GOP legislators are known for dragging their heels in making the United States safer for women. The fall campaign made the subject of rape front and center in the media as GOP candidates tried to be experts on the issue while refusing to renew the Violence against Women Act because it would  have given tribal courts broader jurisdiction over rape on Native American lands. The House continued to play politics with rape during the last days of the 112th Congress as it sabotaged a bipartisan bill that, if passed, would have made tracking down rapists easier.

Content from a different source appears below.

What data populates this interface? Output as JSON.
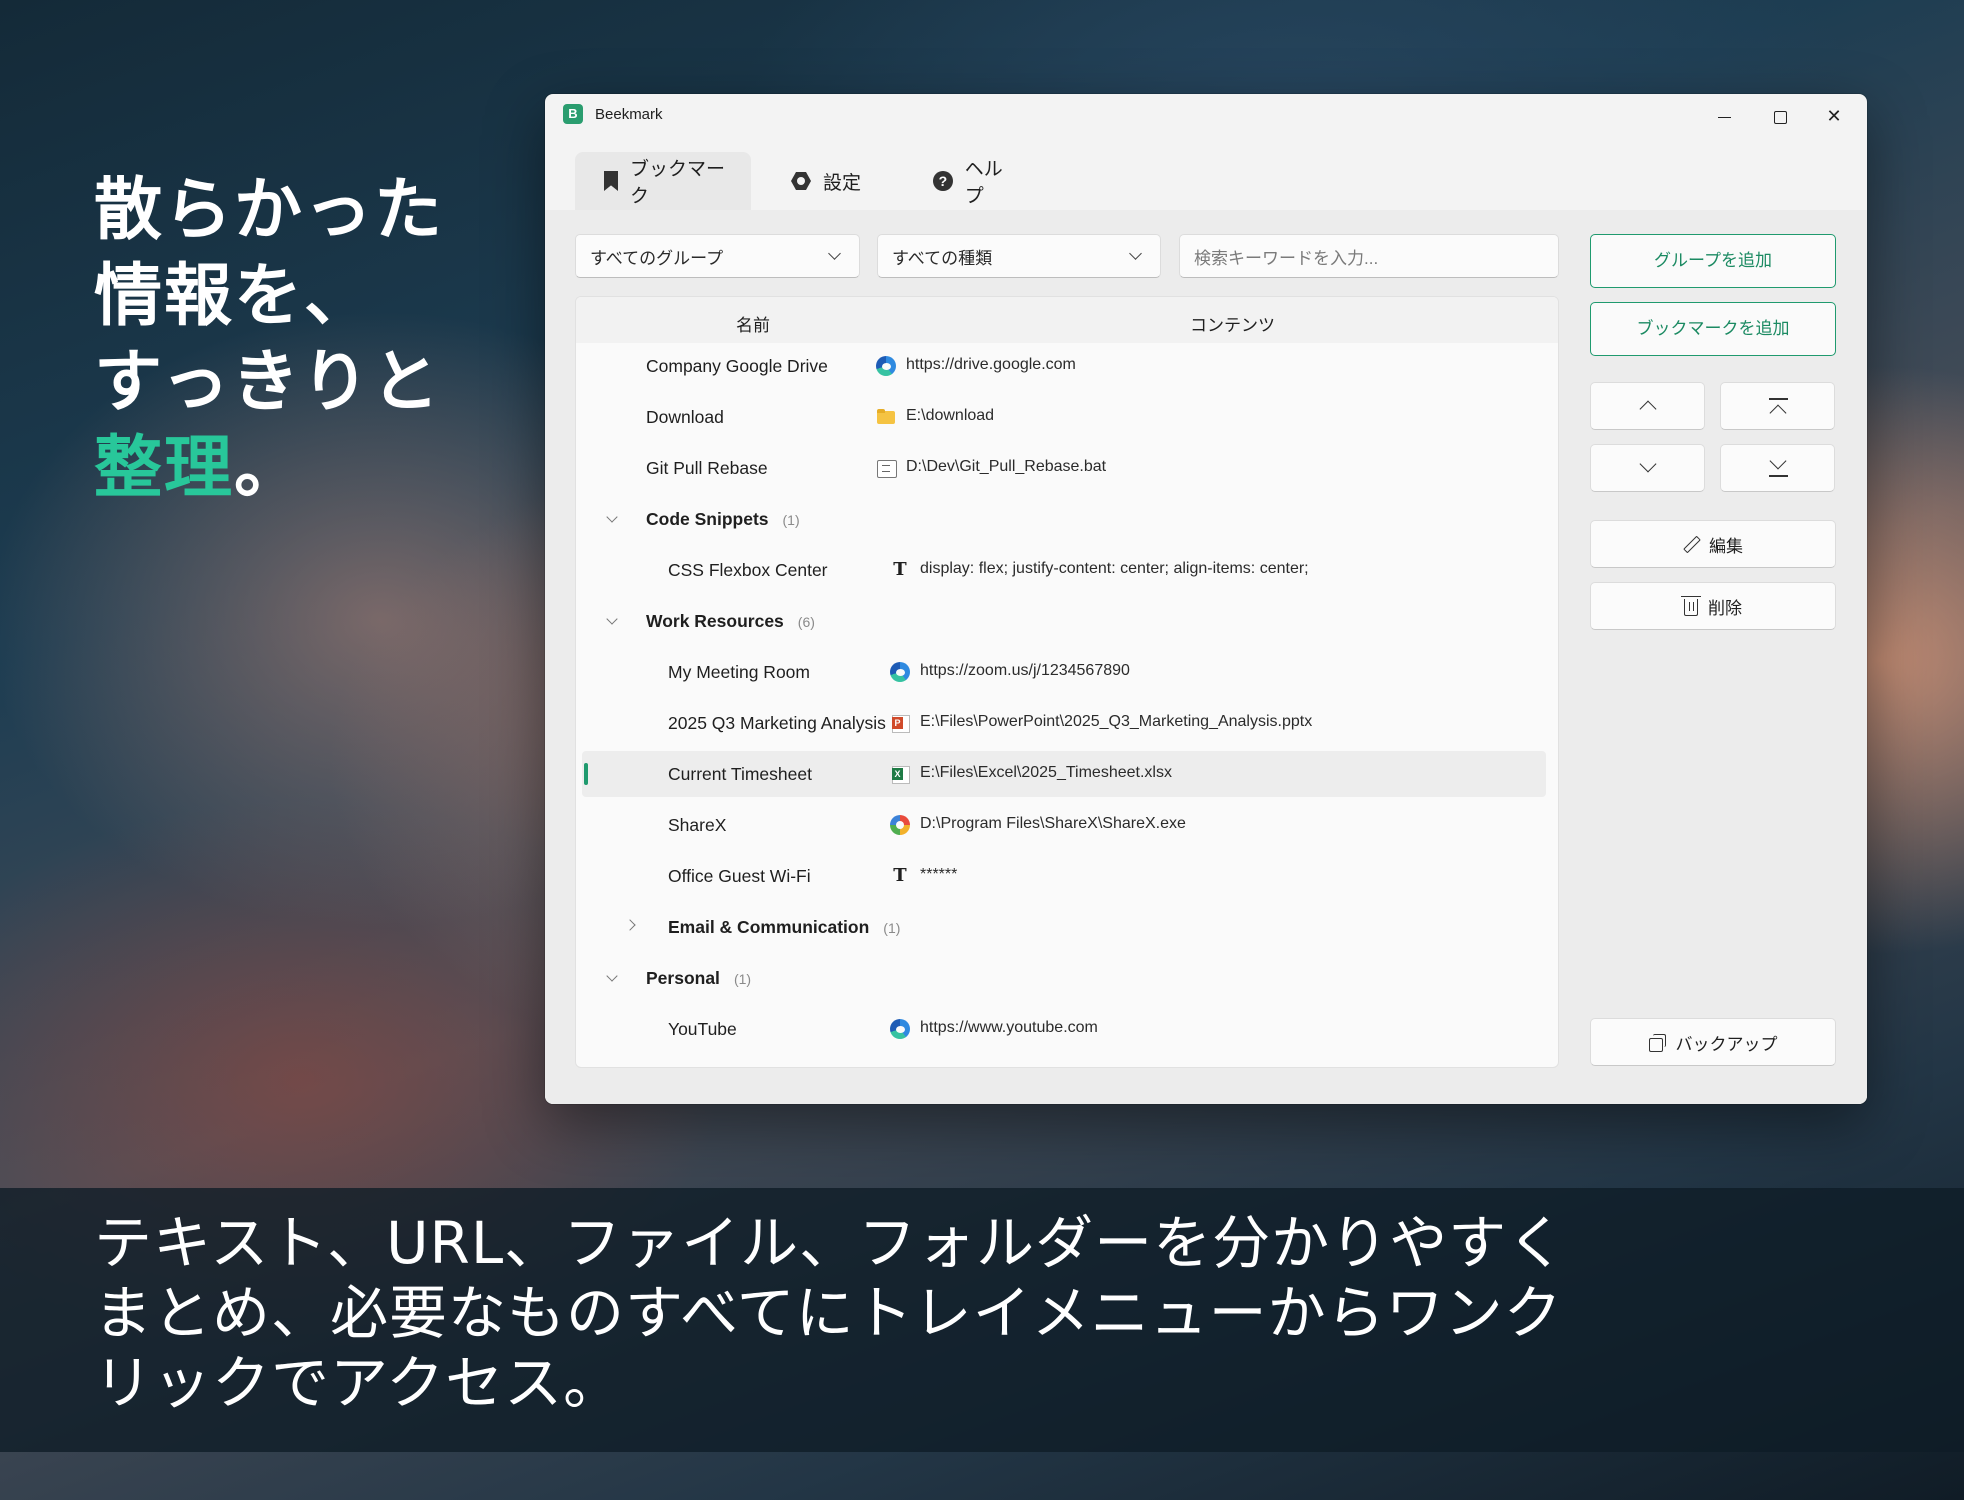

In December, Rep. Ted Poe (R-TX) took The Sexual Assault Forensic Evidence Registry Act (SAFER Act), introduced in the Senate by John Cornyn (R-TX), to the House. If passed, it would reallocate $117 million to make a dent in the nationwide backlog of untested “rape kits” that contain forensic evidence collected after sexual assaults. Approximately 400,000 untested kits are in labs around the country. Without analysis of the DNA evidence, rapists have an easier time avoiding arrest and prosecution.

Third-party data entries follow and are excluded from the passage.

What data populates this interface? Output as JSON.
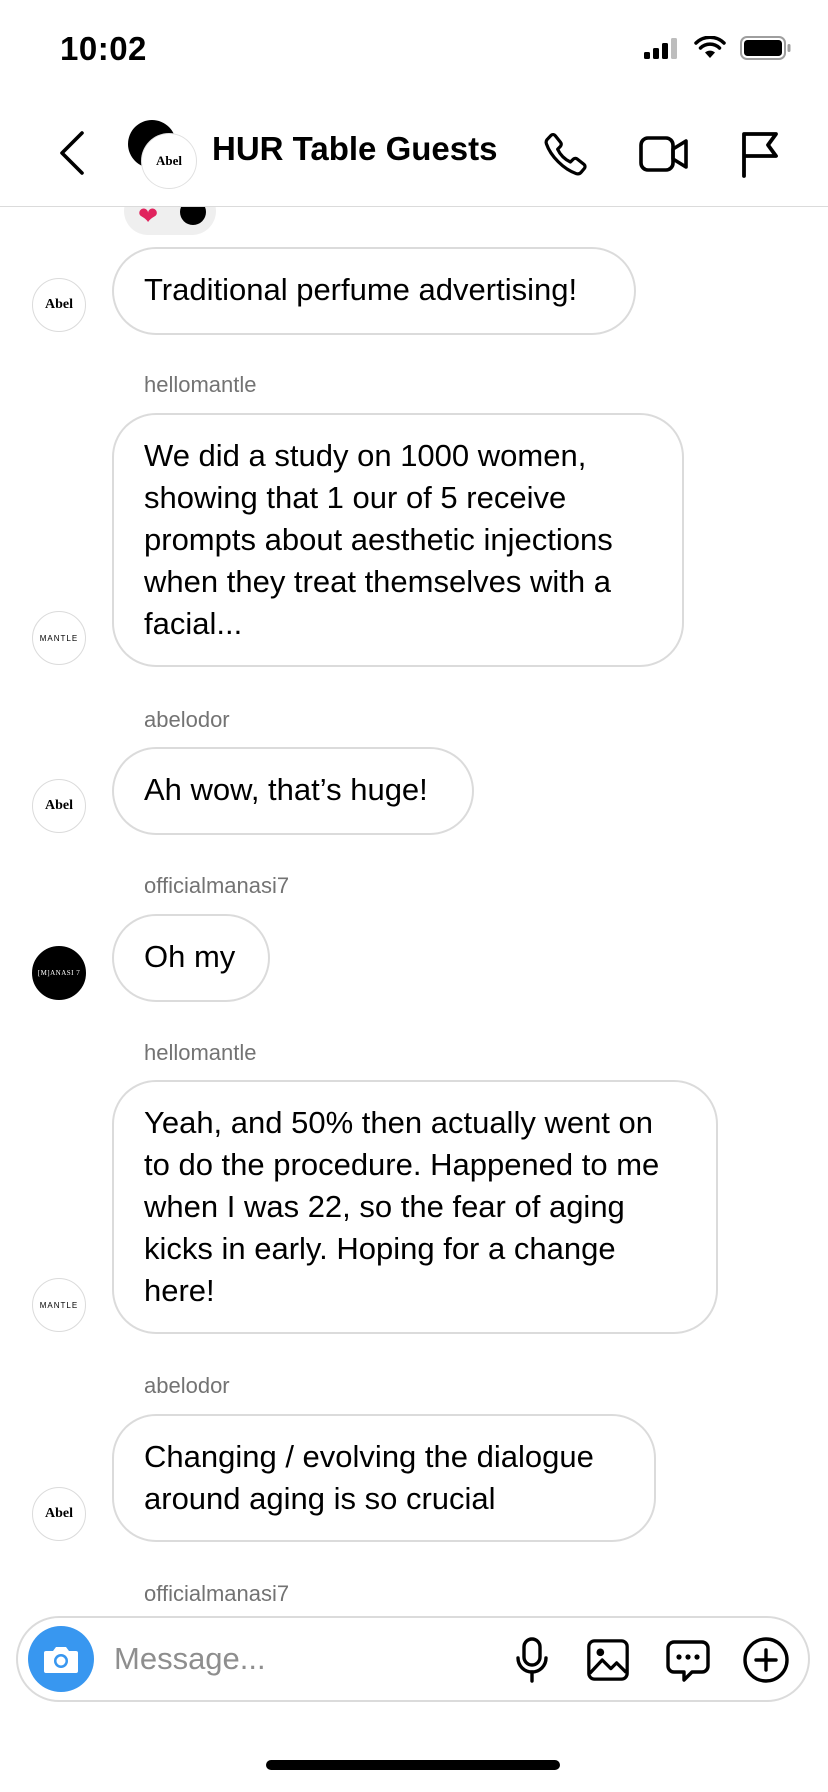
{
  "status_bar": {
    "time": "10:02",
    "icons": [
      "signal-icon",
      "wifi-icon",
      "battery-icon"
    ]
  },
  "header": {
    "title": "HUR Table Guests",
    "avatar_label": "Abel",
    "icons": [
      "back-arrow-icon",
      "phone-icon",
      "video-camera-icon",
      "flag-icon"
    ]
  },
  "reaction": {
    "emojis": [
      "heart-icon",
      "black-circle-icon"
    ]
  },
  "messages": [
    {
      "sender": "",
      "avatar_text": "Abel",
      "text": "Traditional perfume advertising!"
    },
    {
      "sender": "hellomantle",
      "avatar_text": "MANTLE",
      "text": "We did a study on 1000 women, showing that 1 our of 5 receive prompts about aesthetic injections when they treat themselves with a facial..."
    },
    {
      "sender": "abelodor",
      "avatar_text": "Abel",
      "text": "Ah wow, that’s huge!"
    },
    {
      "sender": "officialmanasi7",
      "avatar_text": "[M]ANASI 7",
      "text": "Oh my"
    },
    {
      "sender": "hellomantle",
      "avatar_text": "MANTLE",
      "text": "Yeah, and 50% then actually went on to do the procedure. Happened to me when I was 22, so the fear of aging kicks in early. Hoping for a change here!"
    },
    {
      "sender": "abelodor",
      "avatar_text": "Abel",
      "text": "Changing / evolving the dialogue around aging is so crucial"
    },
    {
      "sender": "officialmanasi7"
    }
  ],
  "composer": {
    "placeholder": "Message...",
    "value": "",
    "icons": [
      "camera-icon",
      "microphone-icon",
      "gallery-icon",
      "sticker-icon",
      "plus-icon"
    ]
  },
  "colors": {
    "accent": "#3897f0",
    "bubble_border": "#dbdbdb",
    "secondary_text": "#737373"
  }
}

Passing the legislation wouldn’t cost taxpayers any more money. It would just have required at least 75 percent of federal grants already allocated for rape kit testing to actually be used for that purpose instead of being spent on conferences or processing DNA for other crimes. The money would also be spent for a reporting system and annual audits of untested kits. Even Tea Party member Rep. Allen West (R-FL) supported SAFER.

Rep. Lamar Smith (R-TX), chair of the House judiciary committee, blocked it (he said) because the act would require law enforcement to report specifics of each backlogged case to the Department of Justice. The Senate tried to appease Smith when it unanimously passed a version of the bill that would require only aggregate reporting.  Trying to look like good guys, the House passed an amended SAFER Act on the last day that it was in session, meaning that there was no time to reconcile the Senate and the House bills. One House amendment would have given grant money to law enforcement agencies as well as forensic labs.

Without these amendments, the bill would have passed, the president would have signed it, and it would have become law. Thanks to the GOP amendments, the untested kits will continue to sit in the labs.

Let’s hope that the courts in Steubenville  and Pennsylvania will be more successful in giving justice to rape and sexual assault victims.